Über Diskriminierung oder Gewalt gegen Frauen wird hingegen nur nach aktuellen Ereignissen mit Nachrichtenwert, wie besonders blutigen Straftaten, berichtet. Und was Nachrichtenwert hat und was nicht, ist das historische Resultat einer immer schon männlich dominierten Medienwelt. Für feministische Medien gelten deshalb bei der Berichterstattung grundsätzlich andere Kriterien: Was als „soft oder hard news“ gilt, wird neu definiert, der berühmte feministische Spruch „Das Private ist politisch“ findet also auch bei der Auswahl der Themen seinen Niederschlag. Das heißt, auch die politische Relevanz von Themen wie beispielsweise Sexualität wird verhandelt.
Feministische Evergreens. Die Aufgabe feministischer Medien besteht also einerseits darin, über vernachlässigte feministische Themen kontinuierlich zu berichten und solche feministischen „Evergreens“ – wie z. B. Abtreibungsrecht, Gewalt gegen Frauen, Gender Pay Gap, Aufteilung von Haus- und Erziehungsarbeit, Körperbilder, Sexualität – konsequent zum Thema zu machen. Aber sie erschöpft sich dabei keinesfalls im Aufgreifen solcher sogenannter „Frauenthemen“. Vom feministischen Medien wie an.schläge werden stattdessen sämtliche Themen aus einer feministischen Perspektive beleuchtet. Wir lösen damit ein, was wir auch politisch fordern, nämlich dass Feminismus eine Querschnittsmaterie sein muss, dass also Feminismus in jeder Disziplin und Frauenpolitik immer und in jedem Ressort mitgedacht werden muss.
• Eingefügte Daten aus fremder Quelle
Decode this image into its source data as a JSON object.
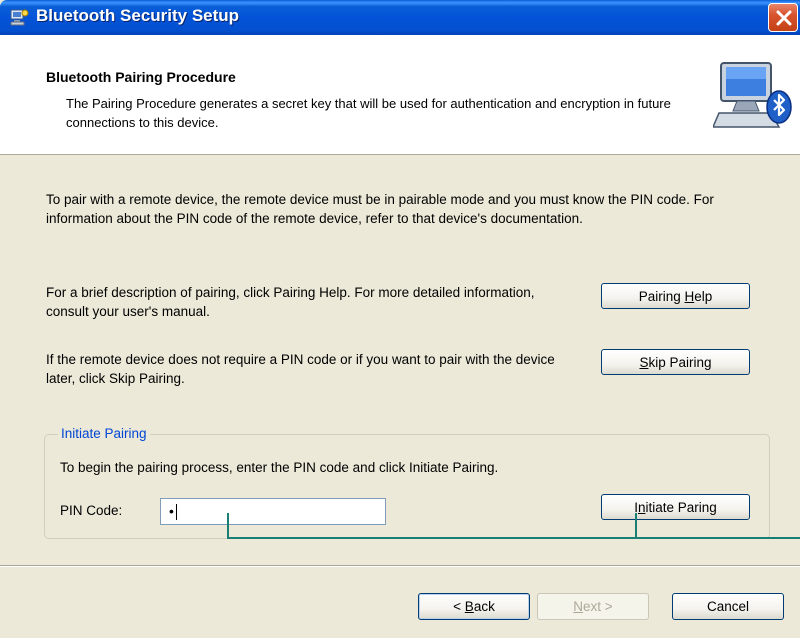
{
  "window": {
    "title": "Bluetooth Security Setup",
    "accent_color": "#0353d8",
    "close_icon": "close-icon"
  },
  "header": {
    "title": "Bluetooth Pairing Procedure",
    "description": "The Pairing Procedure generates a secret key that will be used for authentication and encryption in future connections to this device.",
    "icon": "computer-bluetooth-icon"
  },
  "body": {
    "intro": "To pair with a remote device, the remote device must be in pairable mode and you must know the PIN code.  For information about the PIN code of the remote device, refer to that device's documentation.",
    "help_text": "For a brief description of pairing, click Pairing Help.  For more detailed information, consult your user's manual.",
    "skip_text": "If the remote device does not require a PIN code or if you want to pair with the device later, click Skip Pairing."
  },
  "buttons": {
    "pairing_help": {
      "prefix": "Pairing ",
      "mnemonic": "H",
      "suffix": "elp"
    },
    "skip_pairing": {
      "prefix": "",
      "mnemonic": "S",
      "suffix": "kip Pairing"
    },
    "initiate_pairing": {
      "prefix": "I",
      "mnemonic": "n",
      "suffix": "itiate Paring"
    },
    "back": {
      "prefix": "< ",
      "mnemonic": "B",
      "suffix": "ack"
    },
    "next": {
      "prefix": "",
      "mnemonic": "N",
      "suffix": "ext >"
    },
    "cancel": "Cancel"
  },
  "initiate_group": {
    "legend": "Initiate Pairing",
    "instructions": "To begin the pairing process, enter the PIN code and click Initiate Pairing.",
    "pin_label": "PIN Code:",
    "pin_value": "•"
  }
}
Jedes Thema ist feministisch. Denn jedes Thema hat immer auch feministische Aspekte, das bedeutet, dass die Implikationen für Frauen andere sind als für Männer, egal ob es um die Klimakatastrophe oder eine Steuerreform geht. Und nach wie vor kommen solche geschlechtsspezifischen und im Idealfall auch intersektionalen Analysen in den etablierten Medien so gut wie gar nicht vor.
Aber es sind nicht nur feministische Topics, die ausgeblendet werden, es sind auch die Frauen selbst. Laut Global Media Monitoring sind drei von vier Personen, die in den Nachrichten Erwähnung finden, Männer. Und die Studie #frauenzählen der Universität Rostock kommt zu dem Ergebnis, dass etwa achtzig Prozent aller non-fiktionalen Unterhaltungsprogramme Männer zeigen. Diese Asymmetrie setzt sich auf der visuellen Ebene fort, die Geschlecht weiterhin oft sehr klischeehaft ins Bild setzt. Feministische Medien setzen dem eine alternative Bildpolitik entgegen.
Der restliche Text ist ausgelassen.